Photo by Mitch Williams

March 3 marked the Georgia State Legislature’s Crossover Day for this legislative session. Crossover Day in the Georgia State Legislature marks the date when bills must be passed on to the other house of the legislature in order to remain viable for the rest of the legislative session. Crossover Day is normally on the 30th day of Georgia’s 40-day legislative session but occurred on the 28th day this year.

House Bill (HB) 51 was one of the bills passed to the State Senate on Friday. HB 51 is a bill that would change how sexual assault investigations are handled on college campuses in Georgia. Currently, according to Title IX, if a sexual assault is reported to a school, the school has the responsibility to provide a safe environment for all of its students and should investigate any allegations of sexual assault. HB 51 would require that local police undertake any investigations of sexual assault while restricting institutions from taking disciplinary action against students accused of sexual assault until an investigation leads to a determination of guilt.

Supporters of this bill say that investigations into serious crimes such as sexual assault should be handled through the official justice system while opponents argue that the school should protect its students and should not rely on a inefficient justice system that often leads to lengthy and invasive investigations. Supporters also say the bill protects against false accusations and that universities are not equipped to hold an investigation, while opponents of the bill say that it will result in a reduction of reports of sexual assault.

HB 280 also passed through the House on Crossover Day. Commonly referred to as “Campus Carry,” this bill would allow concealed carry on college campuses in Georgia, excluding living spaces and sporting venues. The University System of Georgia chancellor of the Board of Regents testified against the bill, stating that he believes the current law keeps students the safest. A similar version of this bill, HB 859,
passed both chambers last year, but was vetoed by Governor Nathan Deal. It is unclear as to whether or not HB 280 will also face opposition from the governor, as this year’s version corrected problems that Gov. Deal cited as reasons for
last year’s veto.

House Bill 471, a bill designed to make any generally accessible outdoor area on college campuses a platform for free speech, did not meet the deadline and cross over to the Senate. Supporters of the bill argued that it would have expanded the rights of free speech for individuals on campuses, while opponents stated that it would have made it more difficult for a university to suppress somebody expressing hateful opinions. Currently, there are “free speech areas” on most campuses where universities allow groups to speak freely; the Ferst Center Amphitheater serves as Tech’s area.

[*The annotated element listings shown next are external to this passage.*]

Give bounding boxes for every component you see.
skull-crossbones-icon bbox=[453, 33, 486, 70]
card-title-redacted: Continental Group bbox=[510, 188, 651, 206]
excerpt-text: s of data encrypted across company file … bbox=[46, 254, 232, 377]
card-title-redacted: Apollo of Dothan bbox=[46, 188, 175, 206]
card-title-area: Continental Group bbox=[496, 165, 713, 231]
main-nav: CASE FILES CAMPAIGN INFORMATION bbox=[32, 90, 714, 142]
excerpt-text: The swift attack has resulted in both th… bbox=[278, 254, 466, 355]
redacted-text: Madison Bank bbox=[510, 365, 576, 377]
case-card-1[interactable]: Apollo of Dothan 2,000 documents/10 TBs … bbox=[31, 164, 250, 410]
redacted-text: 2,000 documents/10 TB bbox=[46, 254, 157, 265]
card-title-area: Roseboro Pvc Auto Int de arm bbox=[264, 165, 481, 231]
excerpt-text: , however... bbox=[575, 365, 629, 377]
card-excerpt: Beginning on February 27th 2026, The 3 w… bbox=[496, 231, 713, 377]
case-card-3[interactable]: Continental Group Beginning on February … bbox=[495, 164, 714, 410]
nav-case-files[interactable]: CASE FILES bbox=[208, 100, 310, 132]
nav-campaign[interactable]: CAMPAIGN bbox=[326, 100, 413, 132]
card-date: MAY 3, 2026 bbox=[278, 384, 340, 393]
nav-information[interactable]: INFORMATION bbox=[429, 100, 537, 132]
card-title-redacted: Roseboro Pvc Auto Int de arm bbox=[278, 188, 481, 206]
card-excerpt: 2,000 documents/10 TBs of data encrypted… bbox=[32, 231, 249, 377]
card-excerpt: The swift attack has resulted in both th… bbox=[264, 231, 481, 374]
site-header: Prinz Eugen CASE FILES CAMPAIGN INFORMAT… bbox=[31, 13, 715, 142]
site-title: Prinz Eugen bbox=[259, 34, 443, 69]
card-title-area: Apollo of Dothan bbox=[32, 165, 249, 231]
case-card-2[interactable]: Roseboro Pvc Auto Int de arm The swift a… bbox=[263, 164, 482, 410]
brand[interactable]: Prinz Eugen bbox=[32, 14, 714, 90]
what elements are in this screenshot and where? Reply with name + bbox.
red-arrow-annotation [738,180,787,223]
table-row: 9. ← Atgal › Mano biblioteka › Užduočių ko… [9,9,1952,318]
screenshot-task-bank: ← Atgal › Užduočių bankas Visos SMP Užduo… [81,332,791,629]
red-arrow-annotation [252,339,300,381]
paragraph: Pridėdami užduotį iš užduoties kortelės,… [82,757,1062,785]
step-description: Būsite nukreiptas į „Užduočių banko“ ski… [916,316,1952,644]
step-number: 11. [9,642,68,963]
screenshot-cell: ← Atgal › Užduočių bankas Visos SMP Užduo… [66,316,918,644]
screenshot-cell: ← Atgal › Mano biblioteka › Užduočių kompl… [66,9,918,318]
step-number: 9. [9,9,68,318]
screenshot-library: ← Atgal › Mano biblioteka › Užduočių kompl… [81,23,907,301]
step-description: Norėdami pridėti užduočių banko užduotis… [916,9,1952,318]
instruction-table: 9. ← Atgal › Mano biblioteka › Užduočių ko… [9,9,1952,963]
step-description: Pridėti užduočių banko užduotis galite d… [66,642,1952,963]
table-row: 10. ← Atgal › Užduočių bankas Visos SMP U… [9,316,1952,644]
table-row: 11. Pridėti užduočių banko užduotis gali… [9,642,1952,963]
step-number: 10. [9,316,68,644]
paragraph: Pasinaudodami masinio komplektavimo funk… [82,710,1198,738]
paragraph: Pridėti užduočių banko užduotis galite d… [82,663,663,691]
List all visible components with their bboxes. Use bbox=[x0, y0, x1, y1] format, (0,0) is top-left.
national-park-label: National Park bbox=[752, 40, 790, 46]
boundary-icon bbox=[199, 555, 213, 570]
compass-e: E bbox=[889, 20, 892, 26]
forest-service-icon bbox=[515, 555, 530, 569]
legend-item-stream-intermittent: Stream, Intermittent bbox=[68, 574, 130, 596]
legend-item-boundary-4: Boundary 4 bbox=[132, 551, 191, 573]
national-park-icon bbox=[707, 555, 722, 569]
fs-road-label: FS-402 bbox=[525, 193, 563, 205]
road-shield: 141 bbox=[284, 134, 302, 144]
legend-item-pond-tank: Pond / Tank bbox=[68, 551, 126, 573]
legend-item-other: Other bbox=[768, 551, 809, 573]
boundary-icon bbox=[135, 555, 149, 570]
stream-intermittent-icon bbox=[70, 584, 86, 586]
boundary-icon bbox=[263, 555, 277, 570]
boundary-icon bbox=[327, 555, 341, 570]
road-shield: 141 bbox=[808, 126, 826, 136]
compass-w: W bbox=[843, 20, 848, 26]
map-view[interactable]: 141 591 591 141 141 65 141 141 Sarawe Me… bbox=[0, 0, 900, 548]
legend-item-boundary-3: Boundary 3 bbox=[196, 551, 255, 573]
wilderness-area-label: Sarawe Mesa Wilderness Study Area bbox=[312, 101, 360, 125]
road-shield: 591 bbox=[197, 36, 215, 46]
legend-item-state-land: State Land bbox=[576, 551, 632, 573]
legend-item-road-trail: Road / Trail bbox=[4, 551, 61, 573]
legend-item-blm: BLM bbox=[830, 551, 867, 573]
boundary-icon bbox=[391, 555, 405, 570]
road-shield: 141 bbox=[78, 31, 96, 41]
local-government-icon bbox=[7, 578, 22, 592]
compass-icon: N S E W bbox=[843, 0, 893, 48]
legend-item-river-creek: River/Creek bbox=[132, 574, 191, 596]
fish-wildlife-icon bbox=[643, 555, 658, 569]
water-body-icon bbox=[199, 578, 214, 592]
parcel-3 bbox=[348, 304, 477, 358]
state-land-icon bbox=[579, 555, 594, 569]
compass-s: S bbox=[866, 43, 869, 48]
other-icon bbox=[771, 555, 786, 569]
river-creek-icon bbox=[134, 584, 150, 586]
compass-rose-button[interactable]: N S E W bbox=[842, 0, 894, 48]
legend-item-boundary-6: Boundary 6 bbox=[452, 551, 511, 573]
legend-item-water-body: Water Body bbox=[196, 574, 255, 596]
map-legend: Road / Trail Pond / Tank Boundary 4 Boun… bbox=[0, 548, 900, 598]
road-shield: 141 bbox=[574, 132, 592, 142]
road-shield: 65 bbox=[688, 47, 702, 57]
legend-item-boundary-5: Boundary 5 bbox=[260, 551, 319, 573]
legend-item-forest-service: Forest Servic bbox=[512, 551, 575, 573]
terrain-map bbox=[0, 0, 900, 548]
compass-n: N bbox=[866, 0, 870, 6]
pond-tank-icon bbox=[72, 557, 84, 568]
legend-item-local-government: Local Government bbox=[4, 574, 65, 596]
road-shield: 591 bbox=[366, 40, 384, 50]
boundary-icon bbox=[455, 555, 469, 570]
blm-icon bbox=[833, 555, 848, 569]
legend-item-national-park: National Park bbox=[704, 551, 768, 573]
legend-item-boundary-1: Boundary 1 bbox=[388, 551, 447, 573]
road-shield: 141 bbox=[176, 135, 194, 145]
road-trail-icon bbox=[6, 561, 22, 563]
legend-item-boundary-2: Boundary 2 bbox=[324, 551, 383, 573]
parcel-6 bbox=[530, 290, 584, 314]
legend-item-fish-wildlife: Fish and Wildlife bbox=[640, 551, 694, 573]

Senate Bill (SB) 79, known as the Casino Bill,  will not be moving forward during the rest of the legislative period. SB 79 would have allowed for two “destination resorts”, also known as casinos, to be formed in Georgia. Twenty percent of the casinos’ revenue would have been taxed, 30 percent of which would have gone to the HOPE scholarship fund. Advocates for the bill argued it would have added jobs, while opponents of the bill cited moral arguments primarily.